@Skyknight #92382
This is kind of a complicated question, but in short it depends on the specific hadith and the person reading it. The classical compilers were mostly interested in being as comprehensive as possible, collecting every transmission of every saying they could, without regard for reliability. However, because reliability was kind of important when determining how authoritative a hadith was, they also developed various "ratings" based on criteria like how many people transmitted the hadith, were those transmitters reliable, is the text of the hadith consistent with other versions from other transmitters, etc. A hadith from one single transmitter known to be "iffy" that had a text greatly at odds from other similar ahadith would be rated a lot lower than one from a large number of trustworthy transmitters who all passed on essentially the same text as each other, for instance.
The big famous collections of ahadith were basically later classical scholars attempting to sort through the vast amount of transmissions and texts and trying to pick just the best or most reliable )in their opinion). In Sunni Islam, there are the "Big Six" (which include Sahih al-Bukhari and Sahih Muslim), as well as a bunch of other, "lesser" collections. Shia Muslims have their own collections and do not consider the same ahadith and collections to be authoritative that Sunnis do, for complicated reasons that have to do with which transmitters supported which side in the First Fitnah and who is considered an "Imam" in Shia Islam (which is not the same as someone considered an "imam" in Sunni Islam).
As for the particular works cited by this dipstick, Siyar A’lam an-Nubala’ by al-Dhahabi is a collection of "historical" biographies of famous Islamic figures written in Syria in the medieval period, and the volume and page cited are to Imam Shaf'i, founder of the Shafi'i madhab of Sunni Islam, supposedly saying of the time when he lived (several centuries after Muhammad):
"I have seen many girls in Yemen undergo menses (reach the age of puberty) at the age of nine."

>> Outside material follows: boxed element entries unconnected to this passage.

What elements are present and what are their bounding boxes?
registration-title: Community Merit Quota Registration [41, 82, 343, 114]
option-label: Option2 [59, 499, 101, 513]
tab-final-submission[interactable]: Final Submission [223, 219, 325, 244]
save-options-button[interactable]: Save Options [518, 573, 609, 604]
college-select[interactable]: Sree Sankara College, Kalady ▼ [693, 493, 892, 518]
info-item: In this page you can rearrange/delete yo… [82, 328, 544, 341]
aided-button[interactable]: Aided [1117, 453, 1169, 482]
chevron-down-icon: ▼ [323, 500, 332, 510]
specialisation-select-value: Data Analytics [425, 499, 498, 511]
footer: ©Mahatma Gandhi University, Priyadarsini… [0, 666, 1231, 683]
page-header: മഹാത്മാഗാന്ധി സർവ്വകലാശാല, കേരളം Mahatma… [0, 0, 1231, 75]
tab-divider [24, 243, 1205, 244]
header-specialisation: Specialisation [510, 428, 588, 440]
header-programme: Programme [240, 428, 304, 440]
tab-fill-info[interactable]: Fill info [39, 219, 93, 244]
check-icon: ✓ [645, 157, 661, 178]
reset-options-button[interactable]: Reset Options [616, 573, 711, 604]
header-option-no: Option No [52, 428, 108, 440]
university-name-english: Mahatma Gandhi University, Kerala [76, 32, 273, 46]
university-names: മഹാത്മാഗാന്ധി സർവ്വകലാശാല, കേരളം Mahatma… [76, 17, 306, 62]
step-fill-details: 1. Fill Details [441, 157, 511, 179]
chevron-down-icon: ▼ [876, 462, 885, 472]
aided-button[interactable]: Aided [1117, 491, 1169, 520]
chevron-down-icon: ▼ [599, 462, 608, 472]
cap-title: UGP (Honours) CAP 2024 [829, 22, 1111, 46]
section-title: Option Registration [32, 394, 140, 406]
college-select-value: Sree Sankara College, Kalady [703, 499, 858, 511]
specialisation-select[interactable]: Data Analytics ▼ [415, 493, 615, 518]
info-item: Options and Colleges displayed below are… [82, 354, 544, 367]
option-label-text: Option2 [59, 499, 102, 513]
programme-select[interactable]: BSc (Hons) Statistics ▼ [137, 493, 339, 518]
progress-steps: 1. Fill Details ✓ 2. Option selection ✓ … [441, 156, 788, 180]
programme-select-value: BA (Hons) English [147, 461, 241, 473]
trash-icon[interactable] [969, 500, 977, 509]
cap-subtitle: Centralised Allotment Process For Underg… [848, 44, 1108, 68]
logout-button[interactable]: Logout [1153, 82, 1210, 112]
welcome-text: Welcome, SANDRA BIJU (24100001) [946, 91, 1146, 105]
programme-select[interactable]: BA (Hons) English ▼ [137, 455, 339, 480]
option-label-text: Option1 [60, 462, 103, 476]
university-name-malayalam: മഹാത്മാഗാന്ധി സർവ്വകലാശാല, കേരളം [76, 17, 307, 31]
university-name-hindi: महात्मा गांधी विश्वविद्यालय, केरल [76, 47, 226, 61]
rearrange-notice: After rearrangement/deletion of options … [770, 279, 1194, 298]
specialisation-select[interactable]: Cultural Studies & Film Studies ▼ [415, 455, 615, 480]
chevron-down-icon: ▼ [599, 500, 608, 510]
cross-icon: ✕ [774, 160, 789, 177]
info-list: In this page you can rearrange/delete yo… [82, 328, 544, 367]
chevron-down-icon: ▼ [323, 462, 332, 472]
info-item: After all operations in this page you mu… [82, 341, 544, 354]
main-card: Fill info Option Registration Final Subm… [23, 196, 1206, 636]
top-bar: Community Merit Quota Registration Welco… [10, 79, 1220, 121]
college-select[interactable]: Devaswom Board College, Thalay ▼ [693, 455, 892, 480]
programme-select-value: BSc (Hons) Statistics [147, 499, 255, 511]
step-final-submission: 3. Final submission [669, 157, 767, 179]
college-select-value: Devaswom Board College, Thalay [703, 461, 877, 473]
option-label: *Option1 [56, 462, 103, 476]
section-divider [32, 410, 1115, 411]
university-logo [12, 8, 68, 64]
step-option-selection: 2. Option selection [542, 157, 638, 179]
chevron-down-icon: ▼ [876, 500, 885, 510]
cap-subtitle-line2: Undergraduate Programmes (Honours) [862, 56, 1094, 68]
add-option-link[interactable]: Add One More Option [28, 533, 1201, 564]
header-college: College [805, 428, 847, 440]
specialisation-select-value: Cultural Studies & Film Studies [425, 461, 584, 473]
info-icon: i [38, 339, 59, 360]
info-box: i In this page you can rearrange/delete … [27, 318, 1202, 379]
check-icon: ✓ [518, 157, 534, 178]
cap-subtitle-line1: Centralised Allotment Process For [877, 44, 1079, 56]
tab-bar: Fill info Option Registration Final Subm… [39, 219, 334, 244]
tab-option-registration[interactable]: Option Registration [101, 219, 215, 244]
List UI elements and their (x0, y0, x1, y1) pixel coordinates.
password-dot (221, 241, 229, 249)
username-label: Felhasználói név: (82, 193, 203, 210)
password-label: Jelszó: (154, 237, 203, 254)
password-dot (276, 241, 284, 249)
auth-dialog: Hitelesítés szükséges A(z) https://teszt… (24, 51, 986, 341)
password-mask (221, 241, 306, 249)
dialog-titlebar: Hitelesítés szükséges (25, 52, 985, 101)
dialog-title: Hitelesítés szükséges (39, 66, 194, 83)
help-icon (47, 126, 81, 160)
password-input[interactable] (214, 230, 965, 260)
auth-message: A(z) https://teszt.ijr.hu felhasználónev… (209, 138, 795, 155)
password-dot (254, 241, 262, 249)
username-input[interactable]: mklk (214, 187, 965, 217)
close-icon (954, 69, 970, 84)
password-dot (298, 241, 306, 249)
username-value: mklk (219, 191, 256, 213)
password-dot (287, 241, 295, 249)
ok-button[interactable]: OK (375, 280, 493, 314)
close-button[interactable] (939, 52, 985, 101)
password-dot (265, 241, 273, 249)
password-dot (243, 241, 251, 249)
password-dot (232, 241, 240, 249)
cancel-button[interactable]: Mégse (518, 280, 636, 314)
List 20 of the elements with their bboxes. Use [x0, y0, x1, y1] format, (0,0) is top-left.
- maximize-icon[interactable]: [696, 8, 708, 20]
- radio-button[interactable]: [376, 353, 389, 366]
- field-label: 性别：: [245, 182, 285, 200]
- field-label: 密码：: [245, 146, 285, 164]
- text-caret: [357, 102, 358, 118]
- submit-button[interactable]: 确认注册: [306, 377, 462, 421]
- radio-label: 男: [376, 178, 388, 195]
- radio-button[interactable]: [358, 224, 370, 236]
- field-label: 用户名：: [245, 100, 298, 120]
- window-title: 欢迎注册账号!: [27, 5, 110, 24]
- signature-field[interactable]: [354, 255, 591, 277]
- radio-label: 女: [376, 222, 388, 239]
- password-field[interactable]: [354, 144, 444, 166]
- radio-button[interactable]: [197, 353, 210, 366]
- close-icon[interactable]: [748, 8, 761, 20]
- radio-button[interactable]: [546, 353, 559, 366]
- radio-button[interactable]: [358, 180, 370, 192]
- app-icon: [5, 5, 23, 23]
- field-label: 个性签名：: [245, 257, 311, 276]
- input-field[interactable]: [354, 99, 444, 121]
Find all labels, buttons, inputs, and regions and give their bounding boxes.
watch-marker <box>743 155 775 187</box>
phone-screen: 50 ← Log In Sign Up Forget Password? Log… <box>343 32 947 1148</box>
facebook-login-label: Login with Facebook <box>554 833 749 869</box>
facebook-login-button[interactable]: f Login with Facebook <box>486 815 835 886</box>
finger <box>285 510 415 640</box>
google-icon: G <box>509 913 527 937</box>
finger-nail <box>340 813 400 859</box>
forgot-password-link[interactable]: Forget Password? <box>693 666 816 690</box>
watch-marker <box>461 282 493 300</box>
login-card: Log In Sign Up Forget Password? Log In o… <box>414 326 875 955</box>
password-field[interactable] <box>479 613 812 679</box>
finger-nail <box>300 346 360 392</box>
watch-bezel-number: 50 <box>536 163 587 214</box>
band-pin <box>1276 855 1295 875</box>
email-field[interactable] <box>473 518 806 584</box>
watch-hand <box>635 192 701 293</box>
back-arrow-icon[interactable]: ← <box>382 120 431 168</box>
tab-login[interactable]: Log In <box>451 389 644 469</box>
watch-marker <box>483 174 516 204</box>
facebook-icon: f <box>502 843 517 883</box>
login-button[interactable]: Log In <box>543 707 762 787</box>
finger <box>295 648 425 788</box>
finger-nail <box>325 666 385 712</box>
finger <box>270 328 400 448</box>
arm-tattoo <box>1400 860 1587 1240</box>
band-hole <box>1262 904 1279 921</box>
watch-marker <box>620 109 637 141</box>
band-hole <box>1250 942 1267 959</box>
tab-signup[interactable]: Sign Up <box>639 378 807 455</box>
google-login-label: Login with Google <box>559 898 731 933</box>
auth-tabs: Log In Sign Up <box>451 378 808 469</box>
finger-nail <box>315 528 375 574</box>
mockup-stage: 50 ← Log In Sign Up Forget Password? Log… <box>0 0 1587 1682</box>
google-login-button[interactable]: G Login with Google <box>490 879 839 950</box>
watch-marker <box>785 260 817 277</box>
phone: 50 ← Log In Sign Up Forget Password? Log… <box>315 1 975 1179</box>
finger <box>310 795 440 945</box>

The second work is a book of ahadith (though not one of the major "authentic" collections in either Sunni or Shia Islam), compiled about 400 years after Muhammad, which is also attributed to Shafi'i (who, while respected, was not Muhammad and was not even a Companion) and reads:
"In San‘aa’ [in Yemen] I saw a grandmother who was twenty-one years old; she reached puberty at the age of nine and gave birth at the age of ten, and her daughter reached puberty at the age of nine and gave birth at the age of ten."
Considering these are both supposedly from the same person and relate similar things, they're probably just two different transmissions of the same commentary. They're also, you will note, about completely anonymous people from several hundred years before they were documented (and over a thousand years before today), in one small area of the Arabian peninsula.
So as "historical documents" go, they're aomewhat lacking, shall we say.